That’s exactly what happened to a 91-year-old widow from New York last month. (http://www.theguardian.com/world/2014/may/16/new-york-roommates-find-cash-in-sofa-return-owner) Fortunately for her the students who bought her sofa for $20 from the Salvation Army shop her family had donated it to discovered the money a few weeks later when, bored, they decided to work out why the sofa was so uncomfortably lumpy and found the reason – cold hard cash had been tucked inside it in dozens of brown envelopes. Thanks to a bank deposit slip stuffed into one of the dozens of envelopes of $20 notes that had her name and phone number on it they managed to track her down and return it to her.

A great story slightly marred by the suggestions that the students could or should have kept the money under some bizarre “finders keepers” moral code. Could you, in all honestly have kept the cash and squared it with your conscience? Impossible – I can’t spot a bargain at Oxfam without getting into a guilty sweat. I’m still feeling bad about snaffling those vintage fish slices for a pound each at the school boot fair when I know she could have got almost a tenner each for them on eBay. (https://www.candis.co.uk/all-blogs/boot-sale-bargain/)

But could it happen here? I doubt it – according to the International Business Times a third of pensioners haven’t managed to save a penny towards their old age. (http://www.ibtimes.co.uk/uk-pensions-crisis-over-third-britons-will-never-save-retirement-1435762) Those who have are probably using their pensions to bail out their (vintage) boomerang children who insist on returning to the nest between redundancies.

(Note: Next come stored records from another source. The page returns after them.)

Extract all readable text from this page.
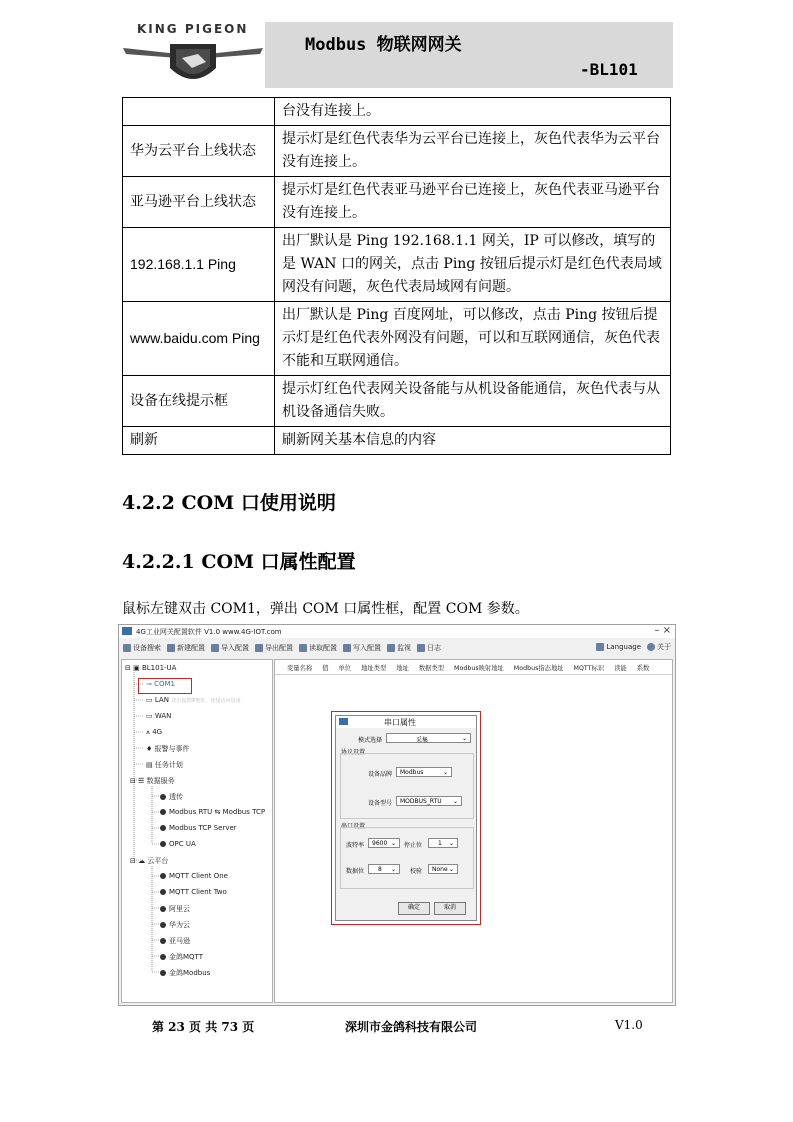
KING PIGEON
Modbus 物联网网关
-BL101
	台没有连接上。
华为云平台上线状态	提示灯是红色代表华为云平台已连接上，灰色代表华为云平台没有连接上。
亚马逊平台上线状态	提示灯是红色代表亚马逊平台已连接上，灰色代表亚马逊平台没有连接上。
192.168.1.1 Ping	出厂默认是 Ping 192.168.1.1 网关，IP 可以修改，填写的是 WAN 口的网关，点击 Ping 按钮后提示灯是红色代表局域网没有问题，灰色代表局域网有问题。
www.baidu.com Ping	出厂默认是 Ping 百度网址，可以修改，点击 Ping 按钮后提示灯是红色代表外网没有问题，可以和互联网通信，灰色代表不能和互联网通信。
设备在线提示框	提示灯红色代表网关设备能与从机设备能通信，灰色代表与从机设备通信失败。
刷新	刷新网关基本信息的内容
4.2.2 COM 口使用说明
4.2.2.1 COM 口属性配置
鼠标左键双击 COM1，弹出 COM 口属性框，配置 COM 参数。
4G工业网关配置软件 V1.0 www.4G-IOT.com	– ×
设备搜索 新建配置 导入配置 导出配置 读取配置 写入配置 监视 日志	Language 关于
⊟ ▣ BL101-UA
⊸ COM1
▭ LAN 双击设置IP地址、连接访问设备
▭ WAN
⩚ 4G
♦ 报警与事件
▤ 任务计划
⊟ ☰ 数据服务
透传
Modbus RTU ⇆ Modbus TCP
Modbus TCP Server
OPC UA
⊟ ☁ 云平台
MQTT Client One
MQTT Client Two
阿里云
华为云
亚马逊
金鸽MQTT
金鸽Modbus
变量名称	值	单位	地址类型	地址	数据类型	Modbus映射地址	Modbus指态地址	MQTT标识	读能	系数
串口属性
模式选择	采集	⌄
协议设置
设备品牌	Modbus	⌄
设备型号	MODBUS_RTU ⌄
串口设置
波特率	9600 ⌄ 停止位	1 ⌄
数据位	8 ⌄ 校验	None ⌄
确定	取消
第 23 页 共 73 页	深圳市金鸽科技有限公司	V1.0
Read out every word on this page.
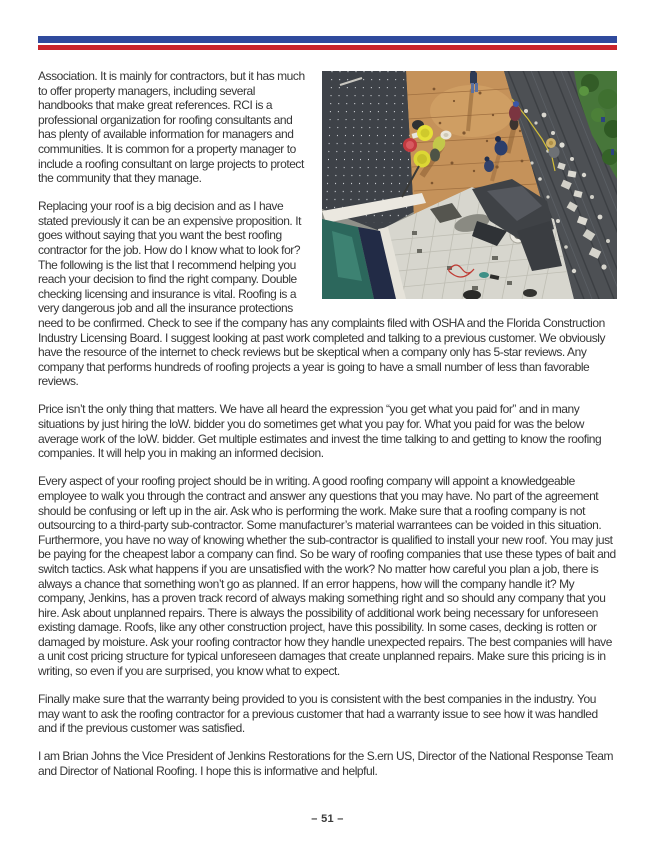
Association. It is mainly for contractors, but it has much to offer property managers, including several handbooks that make great references. RCI is a professional organization for roofing consultants and has plenty of available information for managers and communities. It is common for a property manager to include a roofing consultant on large projects to protect the community that they manage.

Replacing your roof is a big decision and as I have stated previously it can be an expensive proposition. It goes without saying that you want the best roofing contractor for the job. How do I know what to look for? The following is the list that I recommend helping you reach your decision to find the right company. Double checking licensing and insurance is vital. Roofing is a very dangerous job and all the insurance protections need to be confirmed. Check to see if the company has any complaints filed with OSHA and the Florida Construction Industry Licensing Board. I suggest looking at past work completed and talking to a previous customer. We obviously have the resource of the internet to check reviews but be skeptical when a company only has 5-star reviews. Any company that performs hundreds of roofing projects a year is going to have a small number of less than favorable reviews.

Price isn’t the only thing that matters. We have all heard the expression “you get what you paid for” and in many situations by just hiring the loW. bidder you do sometimes get what you pay for. What you paid for was the below average work of the loW. bidder. Get multiple estimates and invest the time talking to and getting to know the roofing companies. It will help you in making an informed decision.

Every aspect of your roofing project should be in writing. A good roofing company will appoint a knowledgeable employee to walk you through the contract and answer any questions that you may have. No part of the agreement should be confusing or left up in the air. Ask who is performing the work. Make sure that a roofing company is not outsourcing to a third-party sub-contractor. Some manufacturer’s material warrantees can be voided in this situation. Furthermore, you have no way of knowing whether the sub-contractor is qualified to install your new roof. You may just be paying for the cheapest labor a company can find. So be wary of roofing companies that use these types of bait and switch tactics. Ask what happens if you are unsatisfied with the work? No matter how careful you plan a job, there is always a chance that something won’t go as planned. If an error happens, how will the company handle it? My company, Jenkins, has a proven track record of always making something right and so should any company that you hire. Ask about unplanned repairs. There is always the possibility of additional work being necessary for unforeseen existing damage. Roofs, like any other construction project, have this possibility. In some cases, decking is rotten or damaged by moisture. Ask your roofing contractor how they handle unexpected repairs. The best companies will have a unit cost pricing structure for typical unforeseen damages that create unplanned repairs. Make sure this pricing is in writing, so even if you are surprised, you know what to expect.

Finally make sure that the warranty being provided to you is consistent with the best companies in the industry. You may want to ask the roofing contractor for a previous customer that had a warranty issue to see how it was handled and if the previous customer was satisfied.

I am Brian Johns the Vice President of Jenkins Restorations for the S.ern US, Director of the National Response Team and Director of National Roofing. I hope this is informative and helpful.

– 51 –
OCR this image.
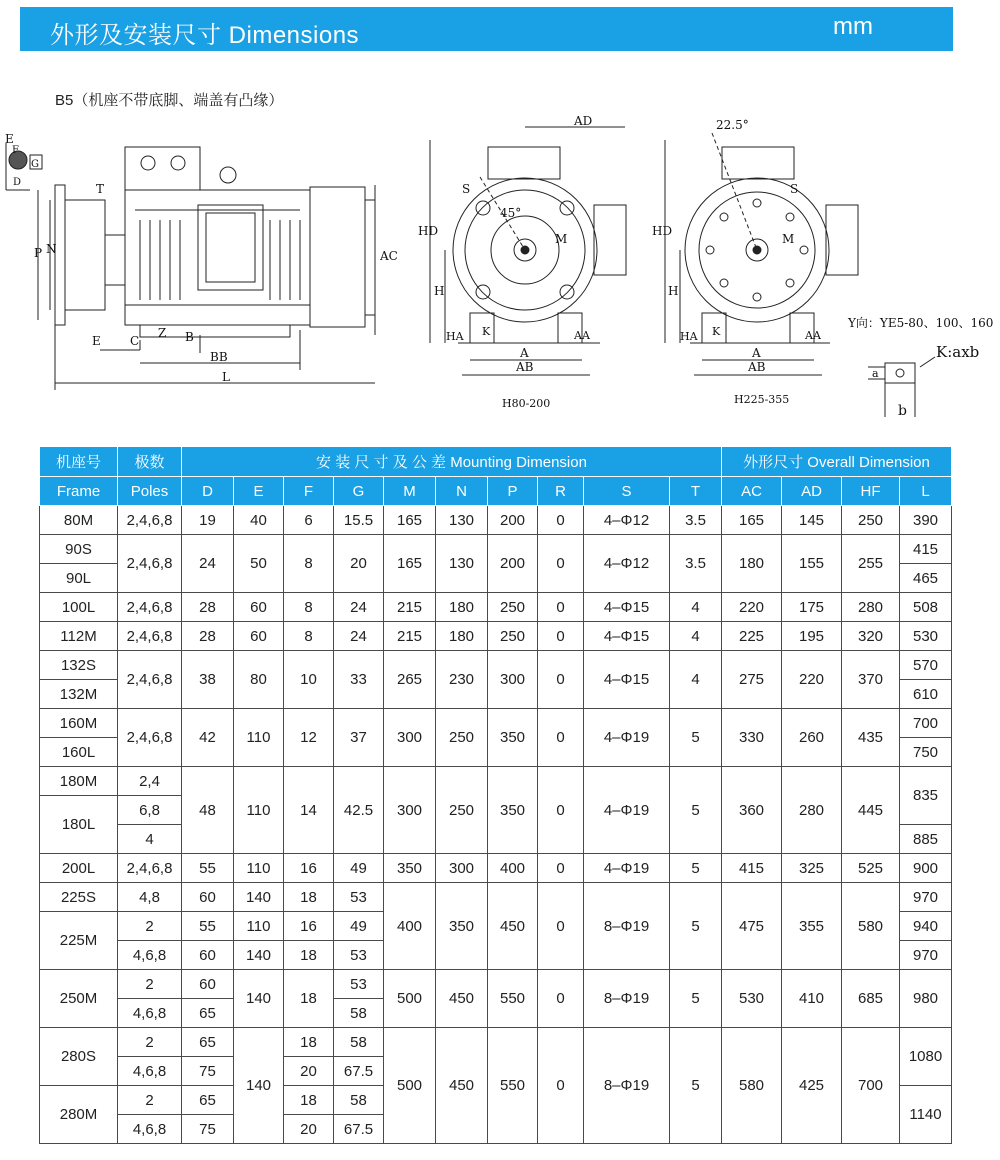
外形及安装尺寸 Dimensions	mm
B5（机座不带底脚、端盖有凸缘）
E
G
D
F
T
P N
E C
Z B
BB
L
AC
AD
HD
H
HA K
A
AB
AA
S
M
45°
H80-200
22.5°
HD
H
HA K
A
AB
AA
S
M
H225-355
Y向：YE5-80、100、160
K:axb
a
b
机座号	极数	安 装 尺 寸 及 公 差 Mounting Dimension										外形尺寸 Overall Dimension			
Frame	Poles	D	E	F	G	M	N	P	R	S	T	AC	AD	HF	L
80M	2,4,6,8	19	40	6	15.5	165	130	200	0	4–Φ12	3.5	165	145	250	390
90S	2,4,6,8	24	50	8	20	165	130	200	0	4–Φ12	3.5	180	155	255	415
90L															465
100L	2,4,6,8	28	60	8	24	215	180	250	0	4–Φ15	4	220	175	280	508
112M	2,4,6,8	28	60	8	24	215	180	250	0	4–Φ15	4	225	195	320	530
132S	2,4,6,8	38	80	10	33	265	230	300	0	4–Φ15	4	275	220	370	570
132M															610
160M	2,4,6,8	42	110	12	37	300	250	350	0	4–Φ19	5	330	260	435	700
160L															750
180M	2,4	48	110	14	42.5	300	250	350	0	4–Φ19	5	360	280	445	835
180L	6,8														
	4														885
200L	2,4,6,8	55	110	16	49	350	300	400	0	4–Φ19	5	415	325	525	900
225S	4,8	60	140	18	53	400	350	450	0	8–Φ19	5	475	355	580	970
225M	2	55	110	16	49										940
	4,6,8	60	140	18	53										970
250M	2	60	140	18	53	500	450	550	0	8–Φ19	5	530	410	685	980
	4,6,8	65			58										
280S	2	65	140	18	58	500	450	550	0	8–Φ19	5	580	425	700	1080
	4,6,8	75		20	67.5										
280M	2	65		18	58										1140
	4,6,8	75		20	67.5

Dotty oldies stashing money away under mattresses is a cliché that I’ve never found to be based on fact over here. My mum may have been as scatty as a bat but she wasn’t daft enough to trust my sister or me over the banks when it came to hiding cash away. She pinned her two favourite brooches to the inside of the curtains, where they could be seen in all their glittery glory in the headlights of every car that drove past the empty house for two years till I discovered them. But when she died the only thing we found under her mattress was a note saying, “You found me then. Dead, I hope,” which for me beats a stash of used fivers any time.